Saya tinggal di Jakarta Selatan, bukan di komplek perumahan tapi di pemukiman biasa. Kebetulan karena rumah saya berada di dalam gang kecil, otomatis saya punya tentangga di sekeliling saya. Depan, belakang, kiri, kanan, semua sangat berdekatan.
Berdasarkan pelajaran yang saya peroleh di bangku sekolah, hidup bertetangga itu harus rukun, saling menghormati, saling membantu, dsb. Ternyata teori tidak selalu sama dengan kenyataannya.

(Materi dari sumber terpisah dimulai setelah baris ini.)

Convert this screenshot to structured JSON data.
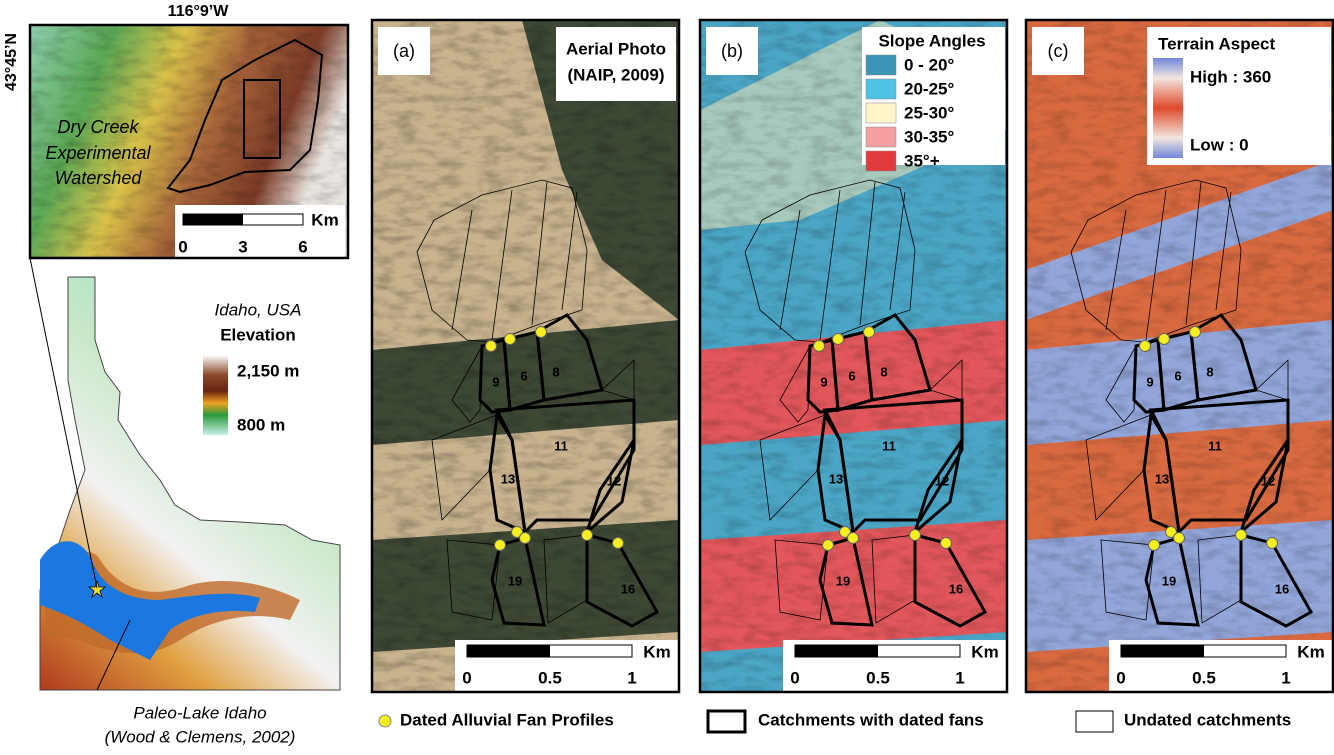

Tetangga depan saya misalnya. Areanya masih tanah kosong, sang pemilik tinggal di tempat lain dan baru beberapa hari lalu datang (lagi) menengok tanahnya. Dia “panik” karena bangunannya hancur, ada sampah, banyak tanaman liar, dsb. Kami sudah menyarankan agar lebih dirapikan supaya enak dipandang mata. Kenyataannya, sampai sekarang dia tak peduli juga. Tanahnya seperti hutan belantara. Tinggal kami yang terpaksa harus rutin merapikan sebagian tanaman liar yang mulai mengganggu ke arah jalan.
Lain lagi cerita tetangga samping. Mereka punya sebuah penampungan air (torrance) yang ekstra besar tapi tak punya tempat sampah. Dan sering kali (ya, benar sering sekaliii) si torrance itu luber kepenuhan air tapi tak segera dimatikan. Pernah sampai satu jam non stop. Pintunya diketok-ketok dan orangnya dihubungipun tak bisa. Alhasil air terbuang percuma. Dan karena tak punya tempat sampah, sampahnya selalu berceceran di depan rumahnya hingga waktunya bapak kebersihan tiba.
Kalau tetangga samping satunya, sedang membangun rumah. Tanpa permisi satu katapun, dibuatnya tembok super tinggi di antara rumah kami. Tingginya sih tak masalah tapi semennya yang bermasalah. Ciprat sana ciprat sini. Kami sih maklum, setiap pembangunan rumah pastilah kotor atau sedikit berantakan. Tapi kalau diawali dengan permisi, apalah artinya cipratan semen di halaman rumah saya. Tidak adanya kata permisi itulah yang membuat cipratan semen terasa lebih “menohok” di hati.
Sudah selesai?
Belum.
Tetangga belakang lebih asyik lagi. Bulan lalu, tiba-tiba Pak RT dan seorang dari perusahaan provider datang ke rumah untuk minta tanda tangan persetujuan pembangunan tower provider di halaman rumahnya! Sementara yang punya rumab entah ke mana batang hidungnya, yang pasti dia sudah setuju dengan uang sewa tower dan minta tolong Pak RT untuk minta tanda tangan persetujuan ke tetangga sekelilingnya. Cihuy banget kan?
Untungnya batal tuh tower! *elus dada*
Yaah, begitu deh cerita tetangga yang saya alami. Bukan bermaksud menjelekkan satu pihak atau mengangkat kebaikan saya sendiri. Ini justru jadi pembelajaran buat kita semua bahwa sehebat apapun dunia ini, jalinan hubungan antar sesama (sosial) tetap dibutuhkan.
Bagi saya, pengalaman ini justru mengajarkan saya untuk bersikap dan berbuat lebih baik lagi. Saya justru merasa Tuhan menunjukkan hal-hal yang tidak sepatutnya kita lakukan.
Yang penting, kita tetap bersikap baik dan melakukan yang terbaik. Setuju?